Quelques instants après, madame de Boussac, Guillaume, Marie, Arthur et le médecin étaient rassemblés autour de Jeanne, que Marie avait fait venir dans sa chambre, et qui s’étonnait de leur inquiétude. Le médecin s’en étonnait aussi. Jeanne, ne se rappelant pas d’où elle était tombée, et se persuadant que ce qu’elle entendait raconter de son accident était la vérité, avait pourtant le souvenir distinct d’être tombée sur ses pieds sur la terre fraîchement remuée, puis sur ses genoux, et d’être restée comme endormie pendant un temps qu’elle ne pouvait préciser.

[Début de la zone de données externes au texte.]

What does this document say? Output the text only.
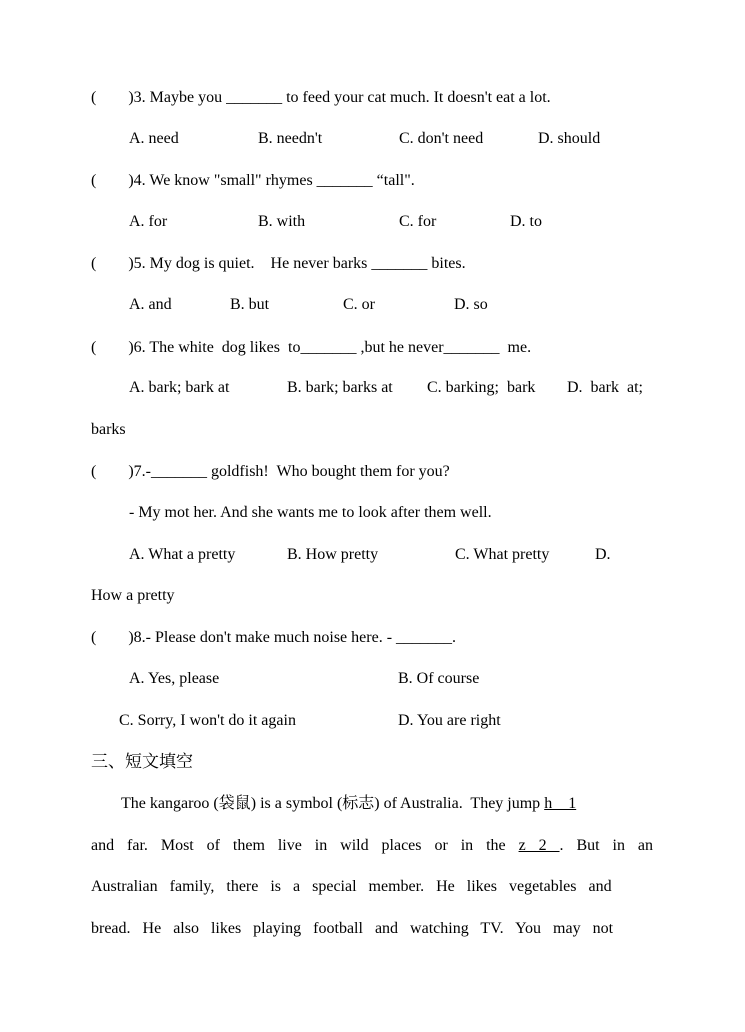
(        )3. Maybe you _______ to feed your cat much. It doesn't eat a lot.
A. need	B. needn't	C. don't need	D. should
(        )4. We know "small" rhymes _______ “tall".
A. for	B. with	C. for	D. to
(        )5. My dog is quiet.    He never barks _______ bites.
A. and	B. but	C. or	D. so
(        )6. The white  dog likes  to_______ ,but he never_______  me.
A. bark; bark at	B. bark; barks at C. barking;  bark D.  bark  at;
barks
(        )7.-_______ goldfish!  Who bought them for you?
- My mot her. And she wants me to look after them well.
A. What a pretty	B. How pretty	C. What pretty	D.
How a pretty
(        )8.- Please don't make much noise here. - _______.
A. Yes, please	B. Of course
C. Sorry, I won't do it again	D. You are right
三、短文填空
The kangaroo (袋鼠) is a symbol (标志) of Australia.  They jump h    1
and far. Most of them live in wild places or in the z 2 . But in an
Australian  family,  there  is  a  special  member.  He  likes  vegetables  and
bread.  He  also  likes  playing  football  and  watching  TV.  You  may  not
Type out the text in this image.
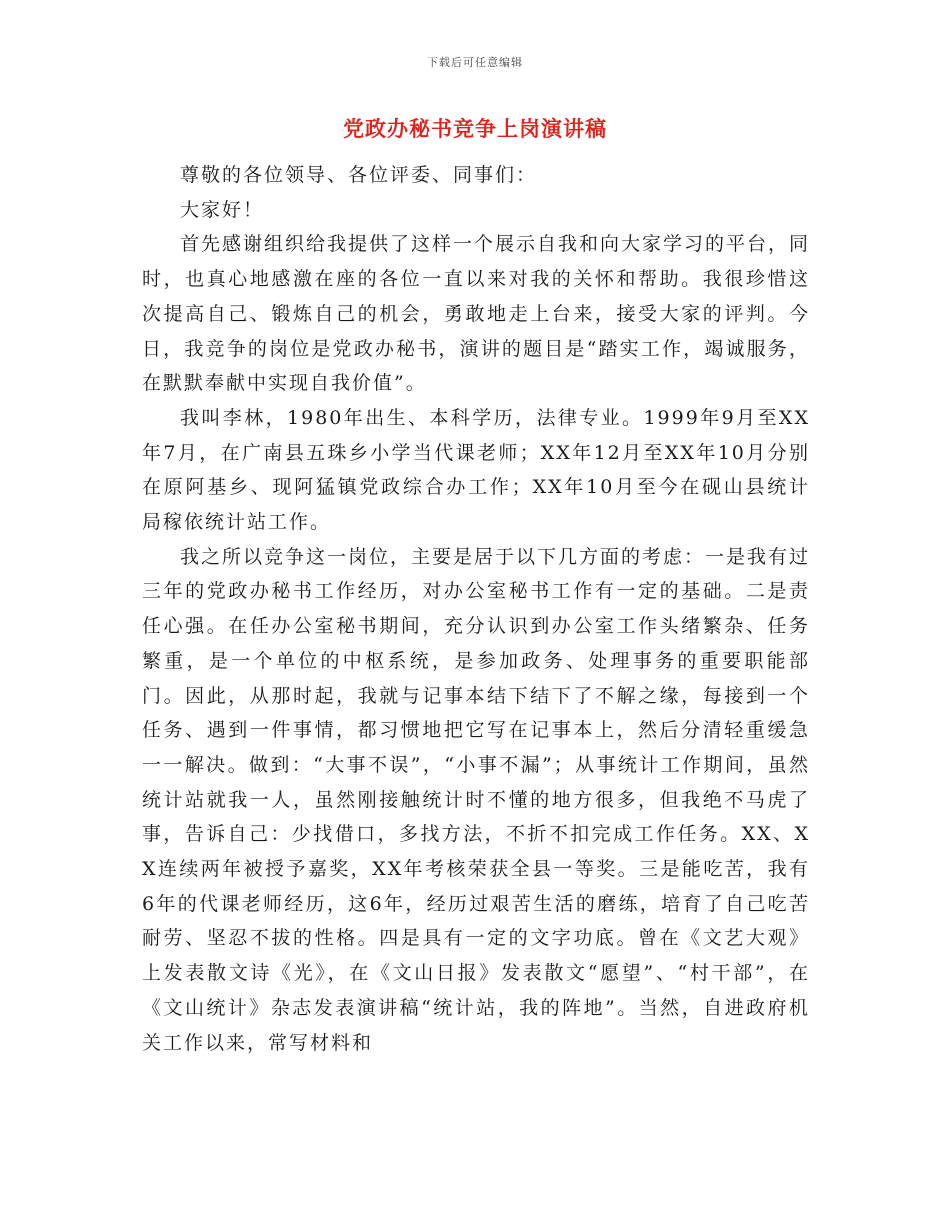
下载后可任意编辑
党政办秘书竞争上岗演讲稿

尊敬的各位领导、各位评委、同事们：

大家好！

首先感谢组织给我提供了这样一个展示自我和向大家学习的平台，同时，也真心地感激在座的各位一直以来对我的关怀和帮助。我很珍惜这次提高自己、锻炼自己的机会，勇敢地走上台来，接受大家的评判。今日，我竞争的岗位是党政办秘书，演讲的题目是“踏实工作，竭诚服务，在默默奉献中实现自我价值”。

我叫李林，1980年出生、本科学历，法律专业。1999年9月至XX年7月，在广南县五珠乡小学当代课老师；XX年12月至XX年10月分别在原阿基乡、现阿猛镇党政综合办工作；XX年10月至今在砚山县统计局稼依统计站工作。

我之所以竞争这一岗位，主要是居于以下几方面的考虑：一是我有过三年的党政办秘书工作经历，对办公室秘书工作有一定的基础。二是责任心强。在任办公室秘书期间，充分认识到办公室工作头绪繁杂、任务繁重，是一个单位的中枢系统，是参加政务、处理事务的重要职能部门。因此，从那时起，我就与记事本结下结下了不解之缘，每接到一个任务、遇到一件事情，都习惯地把它写在记事本上，然后分清轻重缓急一一解决。做到：“大事不误”，“小事不漏”；从事统计工作期间，虽然统计站就我一人，虽然刚接触统计时不懂的地方很多，但我绝不马虎了事，告诉自己：少找借口，多找方法，不折不扣完成工作任务。XX、XX连续两年被授予嘉奖，XX年考核荣获全县一等奖。三是能吃苦，我有6年的代课老师经历，这6年，经历过艰苦生活的磨练，培育了自己吃苦耐劳、坚忍不拔的性格。四是具有一定的文字功底。曾在《文艺大观》上发表散文诗《光》，在《文山日报》发表散文“愿望”、“村干部”，在《文山统计》杂志发表演讲稿“统计站，我的阵地”。当然，自进政府机关工作以来，常写材料和
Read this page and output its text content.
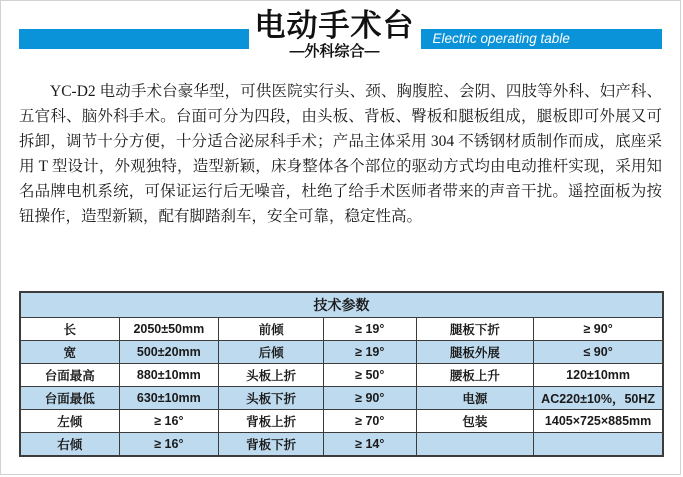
电动手术台
—外科综合—
Electric operating table

YC-D2 电动手术台豪华型，可供医院实行头、颈、胸腹腔、会阴、四肢等外科、妇产科、五官科、脑外科手术。台面可分为四段，由头板、背板、臀板和腿板组成，腿板即可外展又可拆卸，调节十分方便，十分适合泌尿科手术；产品主体采用 304 不锈钢材质制作而成，底座采用 T 型设计，外观独特，造型新颖，床身整体各个部位的驱动方式均由电动推杆实现，采用知名品牌电机系统，可保证运行后无噪音，杜绝了给手术医师者带来的声音干扰。遥控面板为按钮操作，造型新颖，配有脚踏刹车，安全可靠，稳定性高。

技术参数					
长	2050±50mm	前倾	≥ 19°	腿板下折	≥ 90°
宽	500±20mm	后倾	≥ 19°	腿板外展	≤ 90°
台面最高	880±10mm	头板上折	≥ 50°	腰板上升	120±10mm
台面最低	630±10mm	头板下折	≥ 90°	电源	AC220±10%，50HZ
左倾	≥ 16°	背板上折	≥ 70°	包装	1405×725×885mm
右倾	≥ 16°	背板下折	≥ 14°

— Eh pardieu ! ce n’est rien qu’un étourdissement, disait le médecin, la surprise, la peur peut-être. Elle ne souffre de nulle part, donc elle ne s’est pas fait de mal. Il n’y a donc pas à s’occuper de cela.

— Monsieur, dit sir Arthur en l’attirant à l’écart, la chute est plus grave que Jeanne ne peut se la retracer. Lorsque le cheval s’est effrayé, il était tout au bord du chemin de Toull, dans l’endroit le plus escarpé. Jeanne est tombée d’environ trente pieds de haut, sur le gazon à la vérité, mais elle a été évanouie près d’un quart d’heure, et, depuis ce temps, elle n’a plus sa tête. Elle sait à peine où elle est, et ce qui lui est arrivé.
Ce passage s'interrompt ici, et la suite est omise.